Americans cut their spending at retail stores and restaurants in March for the second straight month, a sign consumers are becoming more cautious after a burst of spending in January.
WASHINGTON — Americans cut their spending at retail stores in March for the second straight month, a sign consumers are becoming more cautious after a burst of spending in January.
Retail sales dropped 1% in March from February, a sharper decline than the 0.2% fall in the previous month. Sales jumped 3.1% in January, as unusually warm weather and a big jump in Social Security benefits likely spurred more spending.
Sales fell among most retailers, including at auto dealers, gas stations, electronics stores, and home and garden stores. Gas-station sales plunged 5.5% in March, though the data isn’t adjusted for price changes, and gas prices fell last month.
Excluding car dealers and gas stations, retail sales fell a less-dramatic 0.3%. Spending jumped 1.9% at online retailers and ticked up 0.1% at restaurants and bars.
The decline in sales adds to other recent evidence that the economy is cooling as consumers grapple with higher interest rates and the impact of a year-long bout of elevated inflation. Companies are posting fewer open jobs, hiring has slowed even as it remains solid, and layoffs have ticked up.

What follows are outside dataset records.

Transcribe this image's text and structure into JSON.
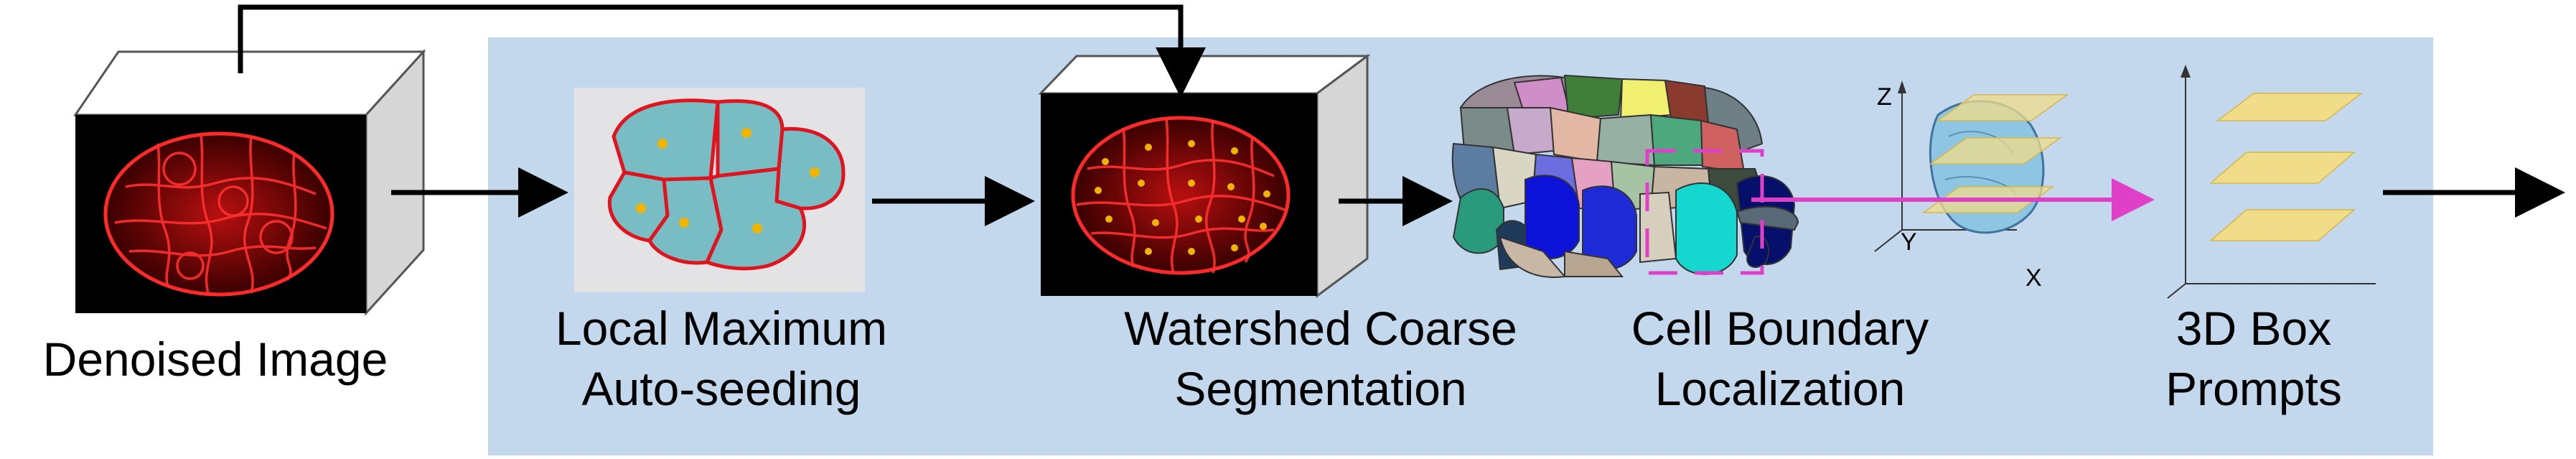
{
  "stages": [
    {
      "id": "denoised",
      "line1": "Denoised Image",
      "line2": ""
    },
    {
      "id": "seeding",
      "line1": "Local Maximum",
      "line2": "Auto-seeding"
    },
    {
      "id": "watershed",
      "line1": "Watershed Coarse",
      "line2": "Segmentation"
    },
    {
      "id": "boundary",
      "line1": "Cell Boundary",
      "line2": "Localization"
    },
    {
      "id": "prompts",
      "line1": "3D Box",
      "line2": "Prompts"
    }
  ],
  "axes": {
    "z": "Z",
    "y": "Y",
    "x": "X"
  },
  "colors": {
    "panel": "#c3d8ec",
    "arrow": "#000000",
    "magenta": "#e040c8",
    "cell_fill": "#78bcc4",
    "cell_edge": "#e0141e",
    "seed": "#f0b400",
    "plane": "#f1dc8a"
  }
}
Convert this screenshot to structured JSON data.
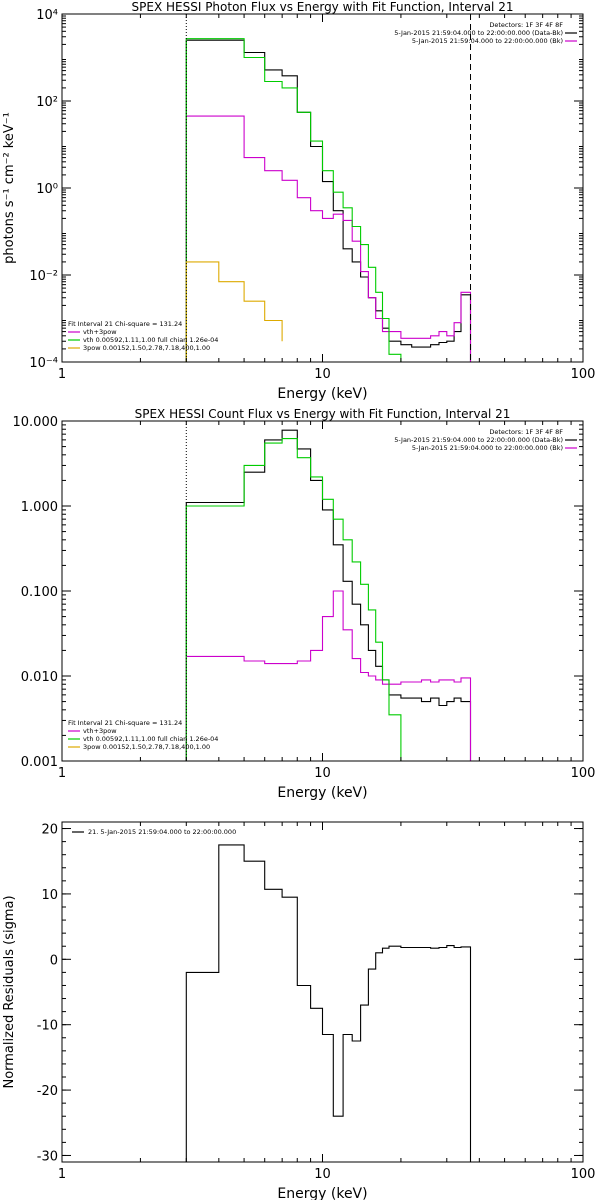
{
  "chart_data": [
    {
      "type": "line",
      "title": "SPEX HESSI Photon Flux vs Energy with Fit Function, Interval 21",
      "xlabel": "Energy (keV)",
      "ylabel": "photons s⁻¹ cm⁻² keV⁻¹",
      "xscale": "log",
      "yscale": "log",
      "xlim": [
        1,
        100
      ],
      "ylim": [
        0.0001,
        10000
      ],
      "xticks": [
        {
          "v": 1,
          "label": "1"
        },
        {
          "v": 10,
          "label": "10"
        },
        {
          "v": 100,
          "label": "100"
        }
      ],
      "yticks": [
        {
          "v": 0.0001,
          "label": "10⁻⁴"
        },
        {
          "v": 0.01,
          "label": "10⁻²"
        },
        {
          "v": 1,
          "label": "10⁰"
        },
        {
          "v": 100,
          "label": "10²"
        },
        {
          "v": 10000,
          "label": "10⁴"
        }
      ],
      "vlines": [
        {
          "x": 3.0,
          "style": "dotted"
        },
        {
          "x": 37.0,
          "style": "dashed"
        }
      ],
      "legend_right": {
        "header": "Detectors: 1F 3F 4F 8F",
        "entries": [
          {
            "text": "5-Jan-2015 21:59:04.000 to 22:00:00.000 (Data-Bk)",
            "color": "#000000"
          },
          {
            "text": "5-Jan-2015 21:59:04.000 to 22:00:00.000 (Bk)",
            "color": "#cc00cc"
          }
        ]
      },
      "legend_left": {
        "header": "Fit Interval 21    Chi-square = 131.24",
        "entries": [
          {
            "text": "vth+3pow",
            "color": "#cc00cc"
          },
          {
            "text": "vth 0.00592,1.11,1.00  full chian 1.26e-04",
            "color": "#00cc00"
          },
          {
            "text": "3pow 0.00152,1.50,2.78,7.18,400,1.00",
            "color": "#ddaa00"
          }
        ]
      },
      "series": [
        {
          "color": "#000000",
          "edges": [
            3.0,
            4.0,
            5.0,
            6.0,
            7.0,
            8.0,
            9.0,
            10.0,
            11.0,
            12.0,
            13.0,
            14.0,
            15.0,
            16.0,
            17.0,
            18.0,
            20.0,
            22.0,
            24.0,
            26.0,
            28.0,
            30.0,
            32.0,
            34.0,
            37.0
          ],
          "values": [
            2500,
            2500,
            1300,
            520,
            380,
            55,
            9,
            1.4,
            0.3,
            0.04,
            0.02,
            0.009,
            0.003,
            0.0015,
            0.0006,
            0.0003,
            0.00025,
            0.00022,
            0.00022,
            0.00025,
            0.00028,
            0.0003,
            0.0005,
            0.0035
          ]
        },
        {
          "color": "#cc00cc",
          "edges": [
            3.0,
            4.0,
            5.0,
            6.0,
            7.0,
            8.0,
            9.0,
            10.0,
            11.0,
            12.0,
            13.0,
            14.0,
            15.0,
            16.0,
            17.0,
            18.0,
            20.0,
            22.0,
            24.0,
            26.0,
            28.0,
            30.0,
            32.0,
            34.0,
            37.0
          ],
          "values": [
            45,
            45,
            5,
            2.5,
            1.5,
            0.6,
            0.3,
            0.2,
            0.25,
            0.18,
            0.06,
            0.012,
            0.003,
            0.001,
            0.0005,
            0.0005,
            0.00035,
            0.00035,
            0.00035,
            0.0004,
            0.0005,
            0.0004,
            0.0008,
            0.004
          ]
        },
        {
          "color": "#00cc00",
          "edges": [
            3.0,
            4.0,
            5.0,
            6.0,
            7.0,
            8.0,
            9.0,
            10.0,
            11.0,
            12.0,
            13.0,
            14.0,
            15.0,
            16.0,
            17.0,
            18.0,
            20.0
          ],
          "values": [
            2700,
            2700,
            1000,
            280,
            200,
            55,
            12,
            2.5,
            0.8,
            0.35,
            0.13,
            0.05,
            0.015,
            0.004,
            0.001,
            0.00015
          ]
        },
        {
          "color": "#ddaa00",
          "edges": [
            3.0,
            4.0,
            5.0,
            6.0,
            7.0
          ],
          "values": [
            0.02,
            0.007,
            0.0025,
            0.0009,
            0.0003
          ]
        }
      ]
    },
    {
      "type": "line",
      "title": "SPEX HESSI Count Flux vs Energy with Fit Function, Interval 21",
      "xlabel": "Energy (keV)",
      "ylabel": "",
      "xscale": "log",
      "yscale": "log",
      "xlim": [
        1,
        100
      ],
      "ylim": [
        0.001,
        10
      ],
      "xticks": [
        {
          "v": 1,
          "label": "1"
        },
        {
          "v": 10,
          "label": "10"
        },
        {
          "v": 100,
          "label": "100"
        }
      ],
      "yticks": [
        {
          "v": 0.001,
          "label": "0.001"
        },
        {
          "v": 0.01,
          "label": "0.010"
        },
        {
          "v": 0.1,
          "label": "0.100"
        },
        {
          "v": 1,
          "label": "1.000"
        },
        {
          "v": 10,
          "label": "10.000"
        }
      ],
      "vlines": [
        {
          "x": 3.0,
          "style": "dotted"
        }
      ],
      "legend_right": {
        "header": "Detectors: 1F 3F 4F 8F",
        "entries": [
          {
            "text": "5-Jan-2015 21:59:04.000 to 22:00:00.000 (Data-Bk)",
            "color": "#000000"
          },
          {
            "text": "5-Jan-2015 21:59:04.000 to 22:00:00.000 (Bk)",
            "color": "#cc00cc"
          }
        ]
      },
      "legend_left": {
        "header": "Fit Interval 21    Chi-square = 131.24",
        "entries": [
          {
            "text": "vth+3pow",
            "color": "#cc00cc"
          },
          {
            "text": "vth 0.00592,1.11,1.00  full chian 1.26e-04",
            "color": "#00cc00"
          },
          {
            "text": "3pow 0.00152,1.50,2.78,7.18,400,1.00",
            "color": "#ddaa00"
          }
        ]
      },
      "series": [
        {
          "color": "#000000",
          "edges": [
            3.0,
            4.0,
            5.0,
            6.0,
            7.0,
            8.0,
            9.0,
            10.0,
            11.0,
            12.0,
            13.0,
            14.0,
            15.0,
            16.0,
            17.0,
            18.0,
            20.0,
            22.0,
            24.0,
            26.0,
            28.0,
            30.0,
            32.0,
            34.0,
            37.0
          ],
          "values": [
            1.1,
            1.1,
            2.5,
            6.0,
            7.8,
            4.7,
            2.0,
            0.9,
            0.35,
            0.13,
            0.07,
            0.04,
            0.02,
            0.013,
            0.009,
            0.006,
            0.0055,
            0.0055,
            0.005,
            0.0055,
            0.0045,
            0.005,
            0.0055,
            0.005
          ]
        },
        {
          "color": "#cc00cc",
          "edges": [
            3.0,
            4.0,
            5.0,
            6.0,
            7.0,
            8.0,
            9.0,
            10.0,
            11.0,
            12.0,
            13.0,
            14.0,
            15.0,
            16.0,
            17.0,
            18.0,
            20.0,
            22.0,
            24.0,
            26.0,
            28.0,
            30.0,
            32.0,
            34.0,
            37.0
          ],
          "values": [
            0.017,
            0.017,
            0.015,
            0.014,
            0.014,
            0.015,
            0.02,
            0.05,
            0.1,
            0.035,
            0.016,
            0.011,
            0.01,
            0.009,
            0.008,
            0.008,
            0.0085,
            0.0085,
            0.009,
            0.0085,
            0.009,
            0.009,
            0.0085,
            0.0095
          ]
        },
        {
          "color": "#00cc00",
          "edges": [
            3.0,
            4.0,
            5.0,
            6.0,
            7.0,
            8.0,
            9.0,
            10.0,
            11.0,
            12.0,
            13.0,
            14.0,
            15.0,
            16.0,
            17.0,
            18.0,
            20.0
          ],
          "values": [
            1.0,
            1.0,
            3.0,
            5.5,
            6.2,
            3.7,
            2.2,
            1.2,
            0.7,
            0.4,
            0.22,
            0.12,
            0.06,
            0.025,
            0.009,
            0.0035
          ]
        }
      ]
    },
    {
      "type": "line",
      "title": "",
      "xlabel": "Energy (keV)",
      "ylabel": "Normalized Residuals (sigma)",
      "xscale": "log",
      "yscale": "linear",
      "xlim": [
        1,
        100
      ],
      "ylim": [
        -31,
        21
      ],
      "xticks": [
        {
          "v": 1,
          "label": "1"
        },
        {
          "v": 10,
          "label": "10"
        },
        {
          "v": 100,
          "label": "100"
        }
      ],
      "yticks": [
        {
          "v": -30,
          "label": "-30"
        },
        {
          "v": -20,
          "label": "-20"
        },
        {
          "v": -10,
          "label": "-10"
        },
        {
          "v": 0,
          "label": "0"
        },
        {
          "v": 10,
          "label": "10"
        },
        {
          "v": 20,
          "label": "20"
        }
      ],
      "vlines": [],
      "legend_right": null,
      "legend_left": null,
      "legend_top": {
        "text": "21.  5-Jan-2015 21:59:04.000 to 22:00:00.000",
        "color": "#000000"
      },
      "series": [
        {
          "color": "#000000",
          "edges": [
            3.0,
            4.0,
            5.0,
            6.0,
            7.0,
            8.0,
            9.0,
            10.0,
            11.0,
            12.0,
            13.0,
            14.0,
            15.0,
            16.0,
            17.0,
            18.0,
            20.0,
            22.0,
            24.0,
            26.0,
            28.0,
            30.0,
            32.0,
            34.0,
            37.0
          ],
          "values": [
            -2,
            17.5,
            15,
            10.7,
            9.5,
            -4,
            -7.5,
            -11.5,
            -24,
            -11.5,
            -12.5,
            -7,
            -1.5,
            1,
            1.7,
            2,
            1.8,
            1.8,
            1.8,
            1.7,
            1.8,
            2.1,
            1.8,
            1.9
          ]
        }
      ]
    }
  ]
}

The slowdown in spending has fueled fears that the economy could be nearing a recession. Growth likely reached about 2% at an annual rate in the first three months of this year, but falling retail sales suggest that consumers, who power about two-thirds of economic activity, are losing momentum. If consumers remain weak, the economy could even contract in the April-June quarter, economists said.
“The cumulative effect of historically high inflation, rising interest rates, and reduced access to credit is already taking a toll on consumers’ ability and willingness to spend,” said Lydia Boussour, senior economist at EY Parthenon. “The consumer engine lost significant momentum as the (first) quarter progressed, setting the stage for weak consumption growth in the second quarter.
In addition, economists are closely watching to see if banks pull back on lending in the wake of the collapse of two large banks last month. Many smaller banks have lost deposits to larger competitors, which could force them to offer fewer loans to consumers and businesses. That could further weaken growth.
On Wednesday, minutes of the Federal Reserve’s March 21-22 meeting revealed that the central bank’s staff economists are now forecasting a “mild recession” later this year, in large part because the potential for a reduction in lending to weigh on growth.
Still, consumers could rebound in coming months as businesses are adding jobs and wages have been rising at a historically rapid pace. Economists at Bank of America have calculated that smaller tax refunds in March likely held back spending last month.
In an analysis of card spending by its customers, Bank of America found that spending in many areas rebounded in late March, including for airline tickets, entertainment, dining out, and groceries.